Yesterday, after thousands of camera jumps, I had the new and unsettling experience of feeling my left riser hang up on the back portion of my top mount video camera. I don't know how or why as it was only momentary, but I felt it pulling up at the back of my helmet, pinning my head down so I couldn't look up to see what was happening. Just as I started think about reaching to unclip the helmet, the riser popped loose and let go. No biggy, nothing serious..... but it made me wonder if I could get out of that helmet fast enough if I needed to......

My sincerest condolences to the family and friends of Richard Lancaster.

Jan Devil

Skydiver killed after chute tangles

By Andy Furillo

Bee Staff Writer

(Published April 1, 2001)

A skydiver was killed outside Lodi on Saturday when her reserve parachute got tangled in a camera mounted on her helmet, officials said. Janice Irene Davis, 49, from Hollister, died in a vineyard just west of Highway 99 near Jahant Road. She had made nearly 3,000 jumps before the accident.

The Hollister-area resident and other sky divers had jumped from a plane at about 9,000 feet, according to the San Joaquin County Sheriff's Department.

Bill Dause, the owner of the Parachute Center in Lodi, said Davis' main chute "failed to work" at the time of the 2:03 p.m. tragedy. He said she ejected the main chute and deployed the reserve.

Davis had been using the camera to videotape two other divers.

"Somewhere in the process of releasing the first and deploying the second, she inadvertently became a little unstable, causing the bridle of the reserve chute to become unactive," Dause said.

Dause said a similar fatality occurred recently in the eastern United States and "the camera definitely was the culprit."

He said the two deaths should prompt parachute enthusiasts to examine the practice of mounting cameras on their helmets.

He described Davis as "a very outgoing, very caring person."

Within hours of Davis' death, Dause was back up in the air with skydiving students.

"We didn't slow down at all," Dause said. "She wouldn't want us to stop."

FAA seeks clues from sky diver's video camera

The Record

(Published April 2, 2001)

ACAMPO -- Authorities said Sunday it will take more time to determine what happened in the final moments of parachutist Janice Irene Davis' life, because the video camera she was carrying broke on impact.

The Federal Aviation Administration this week will begin attempting to repair a videotape that was inside the shattered camera.
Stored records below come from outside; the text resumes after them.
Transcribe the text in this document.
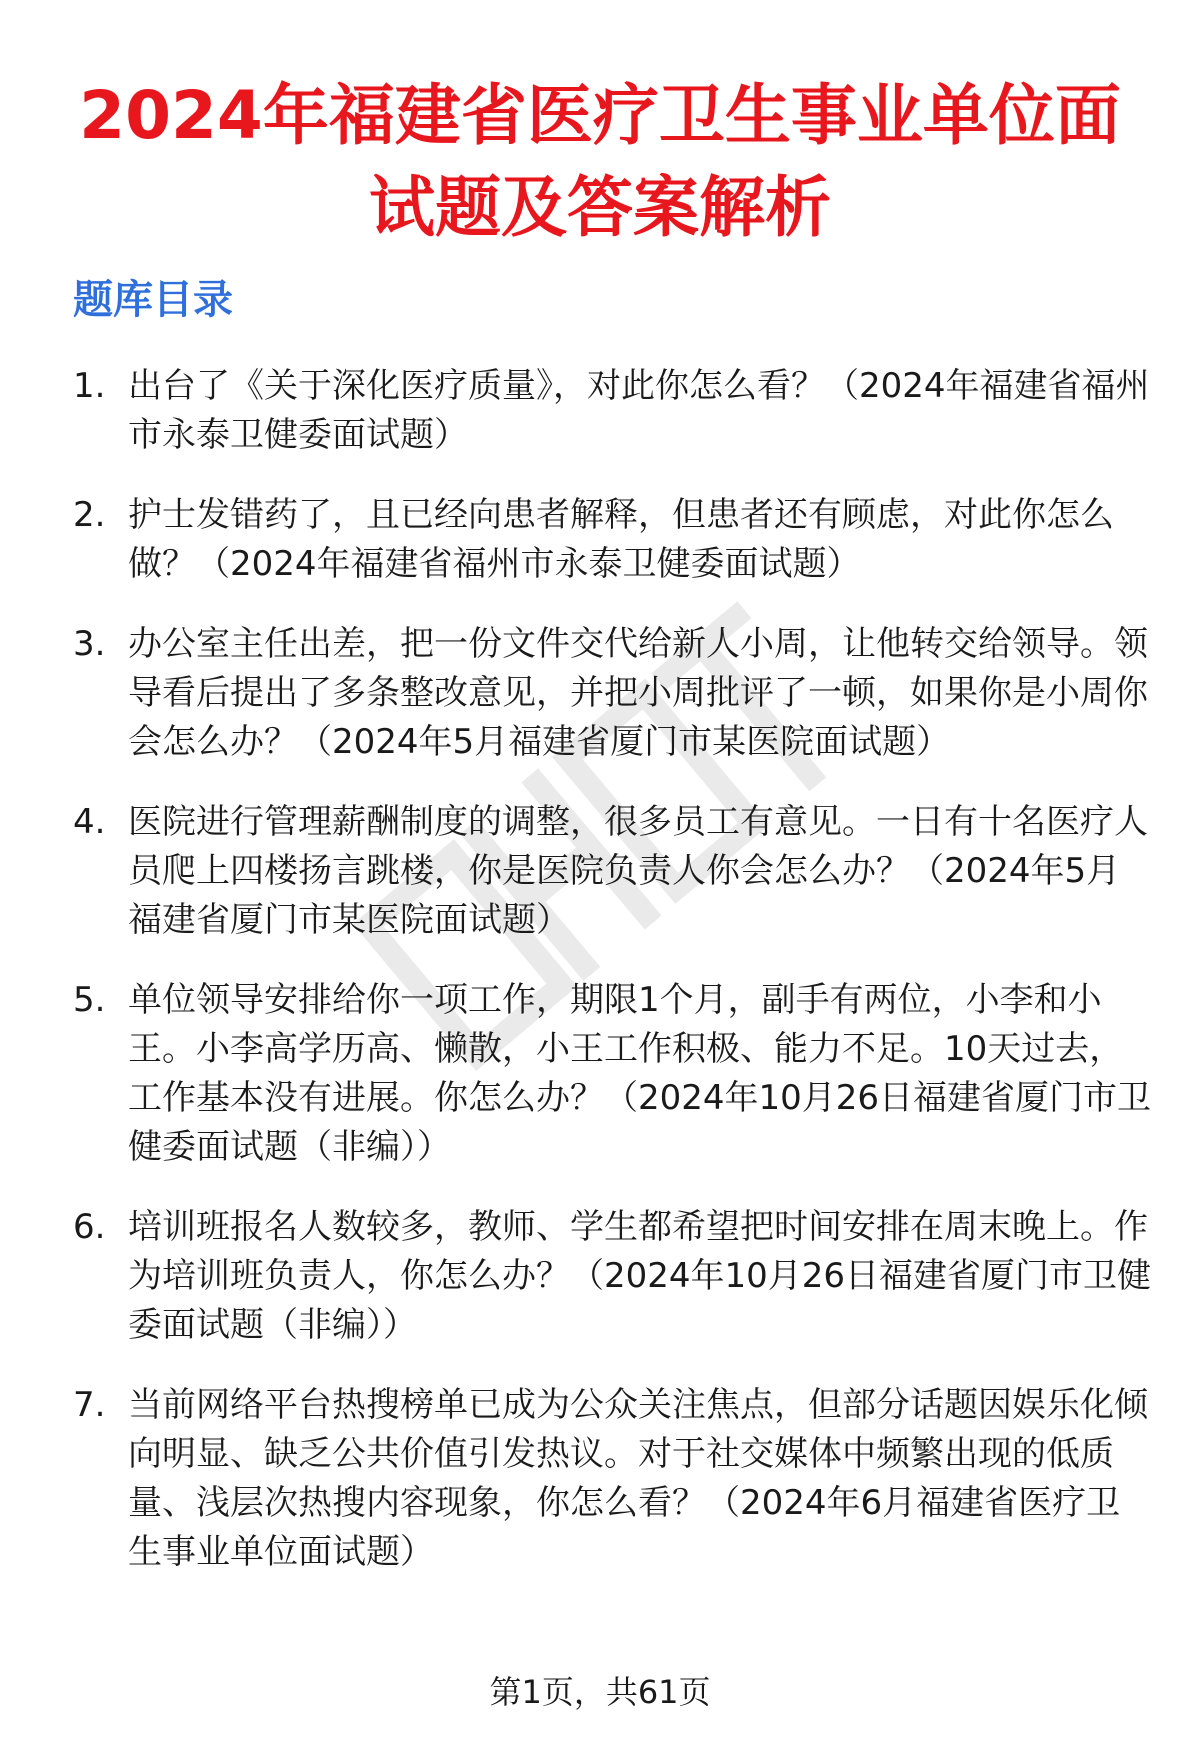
2024年福建省医疗卫生事业单位面
试题及答案解析
题库目录
1. 出台了《关于深化医疗质量》，对此你怎么看？（2024年福建省福州市永泰卫健委面试题）
2. 护士发错药了，且已经向患者解释，但患者还有顾虑，对此你怎么做？（2024年福建省福州市永泰卫健委面试题）
3. 办公室主任出差，把一份文件交代给新人小周，让他转交给领导。领导看后提出了多条整改意见，并把小周批评了一顿，如果你是小周你会怎么办？（2024年5月福建省厦门市某医院面试题）
4. 医院进行管理薪酬制度的调整，很多员工有意见。一日有十名医疗人员爬上四楼扬言跳楼，你是医院负责人你会怎么办？（2024年5月福建省厦门市某医院面试题）
5. 单位领导安排给你一项工作，期限1个月，副手有两位，小李和小王。小李高学历高、懒散，小王工作积极、能力不足。10天过去，工作基本没有进展。你怎么办？（2024年10月26日福建省厦门市卫健委面试题（非编））
6. 培训班报名人数较多，教师、学生都希望把时间安排在周末晚上。作为培训班负责人，你怎么办？（2024年10月26日福建省厦门市卫健委面试题（非编））
7. 当前网络平台热搜榜单已成为公众关注焦点，但部分话题因娱乐化倾向明显、缺乏公共价值引发热议。对于社交媒体中频繁出现的低质量、浅层次热搜内容现象，你怎么看？（2024年6月福建省医疗卫生事业单位面试题）
第1页，共61页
It may show why the 49-year-old Hollister woman's main parachute failed to open during a Saturday afternoon dive at the Parachute Center in Acampo, San Joaquin County coroner's Deputy Tom Scott said.


Meanwhile, coroner's officials Sunday said Davis died on impact from injuries she sustained in the fall.

Davis landed in a vineyard about 300 yards south of Jahant Road, just west of Highway 99, shortly after 2 p.m. Saturday.

She was an experienced parachutist hired to videotape two other jumpers Saturday, those who knew her said.

Authorities believe Davis fell 13,000 feet to her death. Her main chute apparently failed to open correctly and her backup chute got caught on the video camera attached to her helmet, officials said.

Scott said the FAA has taken over the investigation.

"We know nobody pushed her out of the plane, we know nobody toyed with the chute," he said. "As far as our investigation is concerned, we don't go any farther than the toxicology reports."

Investigators from the FAA's Oakland Flight Standards District Office could not be contacted Sunday.